Thursday, January 13, 2011

"Can "paranoid" political culture trigger violence in the unhinged?"

Click to enlarge this David Horsey cartoon, "Guns don't kill people... but they help."

Greg Sargent:
I'm going to second Steve Benen's claim that this column by Harold Meyerson is an important addition to the debate over the shooting:

The primary problem with the political discourse of the right in today's America isn't that it incites violence per se. It's that it implants and reinforces paranoid fears about the government and conservatism's domestic adversaries.

Much of the culture and thinking of the American right -- the mainstream as well as the fringe -- has descended into paranoid suppositions about the government, the Democrats and the president. This is not to say that the left wing doesn't have a paranoid fringe, too. But by every available measure, it's the right where conspiracy theories have exploded.

A fabricated specter of impending governmental totalitarianism haunts the right's dreams.

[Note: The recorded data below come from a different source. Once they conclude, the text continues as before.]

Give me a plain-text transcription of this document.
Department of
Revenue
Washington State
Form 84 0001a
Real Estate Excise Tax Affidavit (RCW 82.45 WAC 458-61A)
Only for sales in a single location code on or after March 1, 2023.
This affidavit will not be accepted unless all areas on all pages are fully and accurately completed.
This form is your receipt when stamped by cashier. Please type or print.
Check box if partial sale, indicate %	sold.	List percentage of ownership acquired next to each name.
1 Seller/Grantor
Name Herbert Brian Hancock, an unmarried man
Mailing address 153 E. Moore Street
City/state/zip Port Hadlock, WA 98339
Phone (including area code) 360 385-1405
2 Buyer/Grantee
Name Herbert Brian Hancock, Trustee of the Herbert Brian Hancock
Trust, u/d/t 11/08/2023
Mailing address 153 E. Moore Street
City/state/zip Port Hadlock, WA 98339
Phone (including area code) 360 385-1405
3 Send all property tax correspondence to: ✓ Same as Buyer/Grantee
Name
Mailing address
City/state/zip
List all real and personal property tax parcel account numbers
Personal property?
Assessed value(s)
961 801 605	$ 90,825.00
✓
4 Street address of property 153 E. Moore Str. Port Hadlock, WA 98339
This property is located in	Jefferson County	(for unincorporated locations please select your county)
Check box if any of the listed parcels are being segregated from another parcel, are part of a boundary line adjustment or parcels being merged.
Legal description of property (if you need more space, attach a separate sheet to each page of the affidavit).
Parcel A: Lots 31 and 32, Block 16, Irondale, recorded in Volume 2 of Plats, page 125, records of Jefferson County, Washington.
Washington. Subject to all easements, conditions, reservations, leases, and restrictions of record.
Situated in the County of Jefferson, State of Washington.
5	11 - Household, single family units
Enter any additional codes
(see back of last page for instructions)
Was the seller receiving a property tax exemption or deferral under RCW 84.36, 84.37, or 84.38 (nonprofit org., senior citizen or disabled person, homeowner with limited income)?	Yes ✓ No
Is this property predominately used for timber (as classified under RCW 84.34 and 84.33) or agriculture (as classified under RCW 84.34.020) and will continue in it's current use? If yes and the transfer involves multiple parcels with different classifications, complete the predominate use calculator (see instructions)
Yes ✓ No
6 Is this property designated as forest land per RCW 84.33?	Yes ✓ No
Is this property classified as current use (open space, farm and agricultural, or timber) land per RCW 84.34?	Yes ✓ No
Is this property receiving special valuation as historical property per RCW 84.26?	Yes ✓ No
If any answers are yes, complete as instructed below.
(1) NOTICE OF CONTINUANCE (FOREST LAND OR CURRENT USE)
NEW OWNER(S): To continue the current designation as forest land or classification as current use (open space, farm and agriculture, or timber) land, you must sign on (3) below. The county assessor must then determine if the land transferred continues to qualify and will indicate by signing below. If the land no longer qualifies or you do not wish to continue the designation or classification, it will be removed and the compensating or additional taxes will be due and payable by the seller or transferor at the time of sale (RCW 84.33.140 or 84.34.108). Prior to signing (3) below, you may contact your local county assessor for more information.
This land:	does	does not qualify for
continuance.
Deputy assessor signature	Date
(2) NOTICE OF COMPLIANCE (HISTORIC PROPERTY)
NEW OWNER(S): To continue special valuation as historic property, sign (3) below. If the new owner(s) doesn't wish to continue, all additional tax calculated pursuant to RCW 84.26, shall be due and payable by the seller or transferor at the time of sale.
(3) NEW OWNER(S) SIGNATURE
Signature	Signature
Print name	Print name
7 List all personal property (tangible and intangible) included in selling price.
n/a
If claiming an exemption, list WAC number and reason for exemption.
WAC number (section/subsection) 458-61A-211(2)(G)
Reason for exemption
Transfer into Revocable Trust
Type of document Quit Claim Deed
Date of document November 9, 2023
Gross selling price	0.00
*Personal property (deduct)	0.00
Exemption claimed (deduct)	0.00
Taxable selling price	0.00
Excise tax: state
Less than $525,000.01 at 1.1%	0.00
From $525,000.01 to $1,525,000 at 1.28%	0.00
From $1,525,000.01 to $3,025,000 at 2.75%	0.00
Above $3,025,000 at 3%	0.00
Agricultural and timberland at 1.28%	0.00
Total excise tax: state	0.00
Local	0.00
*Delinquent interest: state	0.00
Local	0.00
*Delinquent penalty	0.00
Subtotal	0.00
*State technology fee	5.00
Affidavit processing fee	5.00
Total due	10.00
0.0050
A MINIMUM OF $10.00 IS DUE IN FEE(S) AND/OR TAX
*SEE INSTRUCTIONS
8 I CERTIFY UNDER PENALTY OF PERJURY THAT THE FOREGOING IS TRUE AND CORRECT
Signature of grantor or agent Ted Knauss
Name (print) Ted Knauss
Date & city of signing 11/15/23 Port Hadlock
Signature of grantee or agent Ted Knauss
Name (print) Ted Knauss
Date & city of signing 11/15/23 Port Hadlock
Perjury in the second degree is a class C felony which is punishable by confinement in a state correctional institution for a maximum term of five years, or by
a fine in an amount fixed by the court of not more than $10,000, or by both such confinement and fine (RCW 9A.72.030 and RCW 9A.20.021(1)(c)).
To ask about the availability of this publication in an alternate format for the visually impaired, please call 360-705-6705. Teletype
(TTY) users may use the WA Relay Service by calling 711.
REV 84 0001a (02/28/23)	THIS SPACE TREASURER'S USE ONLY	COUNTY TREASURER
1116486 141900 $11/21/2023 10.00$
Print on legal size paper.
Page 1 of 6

Again, this is why mental illness professionals say that even if we have already concluded that Jared Loughner is a nut, we should still be asking whether the overheated political climate -- and violent, incendiary or paranoid rhetoric in particular -- might have played some kind of role in pushing him over the edge. MORE...

Howie P.S.: In spite of his healing words, "Gun-control advocates disappointed with White House silence."